Friseure müssen Preise nach Leistung statt Geschlecht berechnen – neue Regelung kommt
Leopold BeerFriseure müssen Preise nach Leistung statt Geschlecht berechnen – neue Regelung kommt
In Deutschland läuft eine Rechtsreform an, die geschlechterbasierte Preisdifferenzierung in Friseursalons abschaffen soll. Die Änderung zielt darauf ab, eine faire und transparente Abrechnung zu gewährleisten – nicht nach dem Geschlecht der Kundschaft, sondern nach den tatsächlich erbrachten Leistungen.
Der Bundestag hat bereits in erster Lesung über eine Novelle des Antidiskriminierungsgesetzes beraten. Künftig müssen Salons ihre Preise an Faktoren wie Haarlänge, Zeitaufwand oder konkrete Serviceleistungen knüpfen. Bei Verstößen drohen Schadensersatzforderungen nach den neuen Regelungen.
Der Zentralverband des Deutschen Friseurhandwerks betont, dass es sich nicht um eine ideologische, sondern um eine praktische Maßnahme handelt. Ziel sei ein System, in dem die Preise klar, nachvollziehbar und rechtssicher sind. Der Verband rät allen Betrieben, ihre Preisliste und Rabattmodelle unverzüglich zu überprüfen.

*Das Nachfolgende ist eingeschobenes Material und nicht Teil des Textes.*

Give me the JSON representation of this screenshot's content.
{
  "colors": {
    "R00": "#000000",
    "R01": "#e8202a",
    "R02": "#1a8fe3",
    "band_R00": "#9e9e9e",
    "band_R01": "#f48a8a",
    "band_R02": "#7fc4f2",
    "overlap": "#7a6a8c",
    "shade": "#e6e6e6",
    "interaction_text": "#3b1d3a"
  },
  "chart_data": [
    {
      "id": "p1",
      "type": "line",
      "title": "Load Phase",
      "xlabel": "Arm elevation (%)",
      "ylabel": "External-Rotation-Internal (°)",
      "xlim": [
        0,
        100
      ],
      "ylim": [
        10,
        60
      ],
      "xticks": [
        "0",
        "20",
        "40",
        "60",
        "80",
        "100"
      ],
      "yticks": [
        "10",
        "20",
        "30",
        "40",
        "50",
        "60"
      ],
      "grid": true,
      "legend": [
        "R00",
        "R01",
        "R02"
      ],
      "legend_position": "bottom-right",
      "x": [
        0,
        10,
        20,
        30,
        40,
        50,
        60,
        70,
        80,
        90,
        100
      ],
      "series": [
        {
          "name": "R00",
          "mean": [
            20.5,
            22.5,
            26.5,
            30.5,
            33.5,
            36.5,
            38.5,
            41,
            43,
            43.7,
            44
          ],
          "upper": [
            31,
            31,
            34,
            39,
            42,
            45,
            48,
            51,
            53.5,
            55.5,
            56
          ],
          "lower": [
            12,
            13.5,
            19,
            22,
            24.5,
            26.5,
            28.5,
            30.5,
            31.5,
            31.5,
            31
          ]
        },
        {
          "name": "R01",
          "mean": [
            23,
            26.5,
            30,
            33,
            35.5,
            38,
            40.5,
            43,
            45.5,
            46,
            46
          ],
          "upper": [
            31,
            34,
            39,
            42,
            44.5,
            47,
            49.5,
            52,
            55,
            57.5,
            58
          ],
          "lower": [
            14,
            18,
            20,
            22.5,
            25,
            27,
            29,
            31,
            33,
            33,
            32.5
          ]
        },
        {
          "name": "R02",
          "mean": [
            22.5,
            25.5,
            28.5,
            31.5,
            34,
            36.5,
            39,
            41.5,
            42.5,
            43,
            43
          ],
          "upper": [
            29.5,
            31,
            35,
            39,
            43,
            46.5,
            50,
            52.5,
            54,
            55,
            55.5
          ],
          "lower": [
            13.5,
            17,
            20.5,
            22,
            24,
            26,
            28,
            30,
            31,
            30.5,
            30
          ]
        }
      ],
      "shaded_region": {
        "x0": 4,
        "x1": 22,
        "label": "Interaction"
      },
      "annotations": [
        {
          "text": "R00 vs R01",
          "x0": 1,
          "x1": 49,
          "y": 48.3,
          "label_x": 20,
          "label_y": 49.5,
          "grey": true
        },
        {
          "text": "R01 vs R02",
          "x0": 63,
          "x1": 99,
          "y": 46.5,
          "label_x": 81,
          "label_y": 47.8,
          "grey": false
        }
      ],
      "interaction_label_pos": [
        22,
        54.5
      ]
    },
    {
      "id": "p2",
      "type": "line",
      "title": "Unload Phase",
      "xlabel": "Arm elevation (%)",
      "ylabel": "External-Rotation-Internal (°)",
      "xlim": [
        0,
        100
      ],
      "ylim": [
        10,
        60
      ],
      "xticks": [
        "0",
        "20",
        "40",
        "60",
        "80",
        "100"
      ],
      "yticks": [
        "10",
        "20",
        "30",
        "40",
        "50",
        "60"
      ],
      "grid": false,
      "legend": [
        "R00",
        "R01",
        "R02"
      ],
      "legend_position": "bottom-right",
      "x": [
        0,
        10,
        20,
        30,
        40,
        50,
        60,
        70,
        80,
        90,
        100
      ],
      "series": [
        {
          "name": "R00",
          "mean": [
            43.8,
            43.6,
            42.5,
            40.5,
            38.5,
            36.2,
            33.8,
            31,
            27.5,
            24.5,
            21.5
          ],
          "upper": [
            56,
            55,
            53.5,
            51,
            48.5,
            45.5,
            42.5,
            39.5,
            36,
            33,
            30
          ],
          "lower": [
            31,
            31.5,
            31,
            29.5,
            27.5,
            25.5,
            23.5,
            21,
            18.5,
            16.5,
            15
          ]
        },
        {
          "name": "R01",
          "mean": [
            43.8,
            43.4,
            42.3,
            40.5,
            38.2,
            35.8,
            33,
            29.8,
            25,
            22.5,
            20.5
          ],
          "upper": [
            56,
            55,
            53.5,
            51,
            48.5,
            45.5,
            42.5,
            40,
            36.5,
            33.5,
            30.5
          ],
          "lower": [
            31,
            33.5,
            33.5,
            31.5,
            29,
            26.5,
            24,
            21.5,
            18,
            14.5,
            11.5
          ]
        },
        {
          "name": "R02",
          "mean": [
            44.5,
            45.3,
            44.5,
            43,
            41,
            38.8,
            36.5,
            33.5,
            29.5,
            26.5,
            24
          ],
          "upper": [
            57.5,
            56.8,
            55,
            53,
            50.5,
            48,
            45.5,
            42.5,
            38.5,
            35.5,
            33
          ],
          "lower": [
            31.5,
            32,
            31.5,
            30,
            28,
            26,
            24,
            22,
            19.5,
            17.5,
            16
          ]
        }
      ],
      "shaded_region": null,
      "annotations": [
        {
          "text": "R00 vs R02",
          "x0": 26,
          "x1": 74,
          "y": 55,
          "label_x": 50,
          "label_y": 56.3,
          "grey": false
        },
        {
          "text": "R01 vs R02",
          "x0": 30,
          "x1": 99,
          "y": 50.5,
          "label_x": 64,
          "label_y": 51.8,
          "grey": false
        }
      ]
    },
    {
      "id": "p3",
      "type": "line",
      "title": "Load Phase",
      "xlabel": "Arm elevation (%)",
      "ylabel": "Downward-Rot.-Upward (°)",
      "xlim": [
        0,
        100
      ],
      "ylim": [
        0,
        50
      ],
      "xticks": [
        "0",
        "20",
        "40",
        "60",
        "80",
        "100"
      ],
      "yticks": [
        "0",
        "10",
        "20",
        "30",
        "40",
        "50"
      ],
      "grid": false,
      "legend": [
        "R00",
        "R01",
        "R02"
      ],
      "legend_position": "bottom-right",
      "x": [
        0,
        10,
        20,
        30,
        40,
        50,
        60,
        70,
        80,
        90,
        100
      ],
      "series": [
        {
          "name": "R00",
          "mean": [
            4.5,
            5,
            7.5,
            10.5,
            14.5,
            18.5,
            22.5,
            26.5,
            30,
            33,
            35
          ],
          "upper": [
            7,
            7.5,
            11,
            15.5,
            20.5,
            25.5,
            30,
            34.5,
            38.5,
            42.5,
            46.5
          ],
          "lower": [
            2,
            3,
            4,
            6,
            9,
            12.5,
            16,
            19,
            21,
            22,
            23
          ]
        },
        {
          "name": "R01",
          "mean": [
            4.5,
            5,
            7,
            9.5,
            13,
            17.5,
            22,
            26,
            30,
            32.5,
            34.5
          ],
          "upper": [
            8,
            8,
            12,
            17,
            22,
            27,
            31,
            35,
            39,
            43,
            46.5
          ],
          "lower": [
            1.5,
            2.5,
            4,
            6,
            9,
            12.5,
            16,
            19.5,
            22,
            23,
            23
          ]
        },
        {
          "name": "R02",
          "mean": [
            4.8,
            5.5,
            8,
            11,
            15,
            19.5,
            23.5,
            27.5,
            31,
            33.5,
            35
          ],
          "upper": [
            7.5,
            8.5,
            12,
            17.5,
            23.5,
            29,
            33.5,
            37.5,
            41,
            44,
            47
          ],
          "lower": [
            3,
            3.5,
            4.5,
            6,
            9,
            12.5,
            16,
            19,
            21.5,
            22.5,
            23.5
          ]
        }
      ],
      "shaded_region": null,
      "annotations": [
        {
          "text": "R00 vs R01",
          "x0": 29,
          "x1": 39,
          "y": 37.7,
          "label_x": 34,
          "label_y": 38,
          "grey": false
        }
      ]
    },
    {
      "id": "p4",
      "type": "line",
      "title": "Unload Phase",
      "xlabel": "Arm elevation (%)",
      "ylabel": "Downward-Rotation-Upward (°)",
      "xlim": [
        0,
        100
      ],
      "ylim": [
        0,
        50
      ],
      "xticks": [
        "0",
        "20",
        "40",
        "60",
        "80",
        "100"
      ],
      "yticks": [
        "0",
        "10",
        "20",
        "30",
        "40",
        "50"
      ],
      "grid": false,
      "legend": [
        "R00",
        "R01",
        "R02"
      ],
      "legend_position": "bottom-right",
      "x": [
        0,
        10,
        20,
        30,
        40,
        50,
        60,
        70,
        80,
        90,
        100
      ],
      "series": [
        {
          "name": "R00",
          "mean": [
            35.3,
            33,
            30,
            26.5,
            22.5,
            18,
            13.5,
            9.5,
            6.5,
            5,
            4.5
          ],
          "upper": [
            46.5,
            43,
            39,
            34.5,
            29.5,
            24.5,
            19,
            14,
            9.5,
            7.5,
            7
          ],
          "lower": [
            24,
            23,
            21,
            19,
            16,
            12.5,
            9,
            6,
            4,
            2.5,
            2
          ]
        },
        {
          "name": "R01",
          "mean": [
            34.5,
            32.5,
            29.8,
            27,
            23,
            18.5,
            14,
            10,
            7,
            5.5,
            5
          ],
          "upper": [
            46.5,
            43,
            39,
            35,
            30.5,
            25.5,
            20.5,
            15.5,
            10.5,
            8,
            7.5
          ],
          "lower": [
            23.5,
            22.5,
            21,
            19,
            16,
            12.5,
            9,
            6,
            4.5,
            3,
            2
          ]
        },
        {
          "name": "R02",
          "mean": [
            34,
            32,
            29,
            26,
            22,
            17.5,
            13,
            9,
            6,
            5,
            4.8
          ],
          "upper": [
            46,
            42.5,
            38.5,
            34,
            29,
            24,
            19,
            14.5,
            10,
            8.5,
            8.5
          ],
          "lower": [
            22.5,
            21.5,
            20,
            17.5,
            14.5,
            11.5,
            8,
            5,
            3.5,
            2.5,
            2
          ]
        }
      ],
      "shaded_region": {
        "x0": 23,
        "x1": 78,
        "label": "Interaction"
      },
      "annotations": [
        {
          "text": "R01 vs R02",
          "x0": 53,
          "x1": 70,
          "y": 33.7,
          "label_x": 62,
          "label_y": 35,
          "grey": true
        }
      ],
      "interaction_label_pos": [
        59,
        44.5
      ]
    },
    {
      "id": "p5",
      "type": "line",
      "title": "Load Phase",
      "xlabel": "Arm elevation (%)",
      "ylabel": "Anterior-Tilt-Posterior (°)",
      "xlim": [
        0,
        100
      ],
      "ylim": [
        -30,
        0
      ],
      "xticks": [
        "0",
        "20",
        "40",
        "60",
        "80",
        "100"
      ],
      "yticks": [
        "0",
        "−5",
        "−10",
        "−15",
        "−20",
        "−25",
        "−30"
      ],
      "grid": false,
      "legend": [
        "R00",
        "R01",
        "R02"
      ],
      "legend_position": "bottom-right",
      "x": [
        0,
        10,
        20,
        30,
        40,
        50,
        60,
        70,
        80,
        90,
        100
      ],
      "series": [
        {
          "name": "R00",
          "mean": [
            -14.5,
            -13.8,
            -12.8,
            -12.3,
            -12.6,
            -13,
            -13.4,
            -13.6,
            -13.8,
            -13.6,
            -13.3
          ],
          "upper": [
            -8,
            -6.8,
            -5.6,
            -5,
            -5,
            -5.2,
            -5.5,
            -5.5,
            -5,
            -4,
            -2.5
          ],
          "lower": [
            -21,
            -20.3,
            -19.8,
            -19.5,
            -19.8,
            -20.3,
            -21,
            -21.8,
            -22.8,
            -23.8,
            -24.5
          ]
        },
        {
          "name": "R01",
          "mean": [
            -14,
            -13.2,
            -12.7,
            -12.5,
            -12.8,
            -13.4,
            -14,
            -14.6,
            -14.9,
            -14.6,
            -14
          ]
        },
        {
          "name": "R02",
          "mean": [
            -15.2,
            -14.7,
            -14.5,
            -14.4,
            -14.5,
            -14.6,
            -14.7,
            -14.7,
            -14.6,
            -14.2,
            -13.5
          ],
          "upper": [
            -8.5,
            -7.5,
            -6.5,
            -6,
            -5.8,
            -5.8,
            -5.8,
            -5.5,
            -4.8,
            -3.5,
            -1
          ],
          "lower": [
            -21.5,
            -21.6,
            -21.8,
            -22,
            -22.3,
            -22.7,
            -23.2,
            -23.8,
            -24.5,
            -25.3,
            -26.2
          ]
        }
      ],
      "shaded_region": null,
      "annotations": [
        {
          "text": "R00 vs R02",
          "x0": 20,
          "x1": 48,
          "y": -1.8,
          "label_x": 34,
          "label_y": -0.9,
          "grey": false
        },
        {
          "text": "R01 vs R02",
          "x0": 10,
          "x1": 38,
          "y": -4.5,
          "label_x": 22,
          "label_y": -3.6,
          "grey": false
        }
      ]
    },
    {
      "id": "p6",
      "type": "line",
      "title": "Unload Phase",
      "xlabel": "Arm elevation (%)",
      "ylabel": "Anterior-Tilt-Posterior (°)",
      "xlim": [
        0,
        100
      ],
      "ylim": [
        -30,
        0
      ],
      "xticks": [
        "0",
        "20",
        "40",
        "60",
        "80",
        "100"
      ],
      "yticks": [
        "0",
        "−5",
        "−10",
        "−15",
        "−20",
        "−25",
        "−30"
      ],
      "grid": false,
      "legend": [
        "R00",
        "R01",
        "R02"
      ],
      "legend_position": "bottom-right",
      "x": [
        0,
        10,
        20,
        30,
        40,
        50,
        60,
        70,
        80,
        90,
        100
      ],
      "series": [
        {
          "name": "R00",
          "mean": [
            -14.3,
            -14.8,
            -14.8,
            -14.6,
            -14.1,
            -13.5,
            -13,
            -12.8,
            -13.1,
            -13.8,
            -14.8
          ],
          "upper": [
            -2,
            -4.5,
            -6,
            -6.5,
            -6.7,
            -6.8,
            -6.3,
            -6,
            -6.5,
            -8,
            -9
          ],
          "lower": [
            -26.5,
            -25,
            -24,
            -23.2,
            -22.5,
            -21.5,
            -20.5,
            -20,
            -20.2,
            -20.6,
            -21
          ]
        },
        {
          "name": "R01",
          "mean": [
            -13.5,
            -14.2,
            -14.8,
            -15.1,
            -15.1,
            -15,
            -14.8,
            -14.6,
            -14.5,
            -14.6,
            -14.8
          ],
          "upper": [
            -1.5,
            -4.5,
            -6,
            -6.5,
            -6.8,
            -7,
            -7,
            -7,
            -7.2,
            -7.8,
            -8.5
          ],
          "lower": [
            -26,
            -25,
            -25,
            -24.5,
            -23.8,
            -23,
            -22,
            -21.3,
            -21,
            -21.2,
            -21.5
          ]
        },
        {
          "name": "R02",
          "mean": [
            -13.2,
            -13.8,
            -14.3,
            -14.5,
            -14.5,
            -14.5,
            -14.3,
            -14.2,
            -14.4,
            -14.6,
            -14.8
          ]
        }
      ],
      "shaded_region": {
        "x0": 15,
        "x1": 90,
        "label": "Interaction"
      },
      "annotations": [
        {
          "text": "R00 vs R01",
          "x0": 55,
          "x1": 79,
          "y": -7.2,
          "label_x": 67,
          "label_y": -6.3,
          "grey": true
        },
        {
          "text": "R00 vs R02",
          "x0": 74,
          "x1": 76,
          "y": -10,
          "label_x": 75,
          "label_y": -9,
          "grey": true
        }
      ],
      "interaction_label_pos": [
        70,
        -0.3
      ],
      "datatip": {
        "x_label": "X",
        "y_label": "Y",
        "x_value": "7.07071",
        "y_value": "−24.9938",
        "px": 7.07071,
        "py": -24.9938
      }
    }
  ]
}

Obwohl Preiserhöhungen nicht ausgeschlossen sind, steht vor allem die Transparenz im Fokus. Salons sollten zudem andere Vergünstigungen oder Nachlässe für bestimmte Gruppen prüfen, um die vollständige Einhaltung der Vorschriften zu garantieren. Die Reform zwingt die Branche zu einem neuen Preismodell: Kundinnen und Kunden zahlen künftig für die erbrachte Leistung – nicht für ihr Geschlecht. Die Betriebe müssen sich schnell anpassen, um rechtliche Konsequenzen und Strafen zu vermeiden.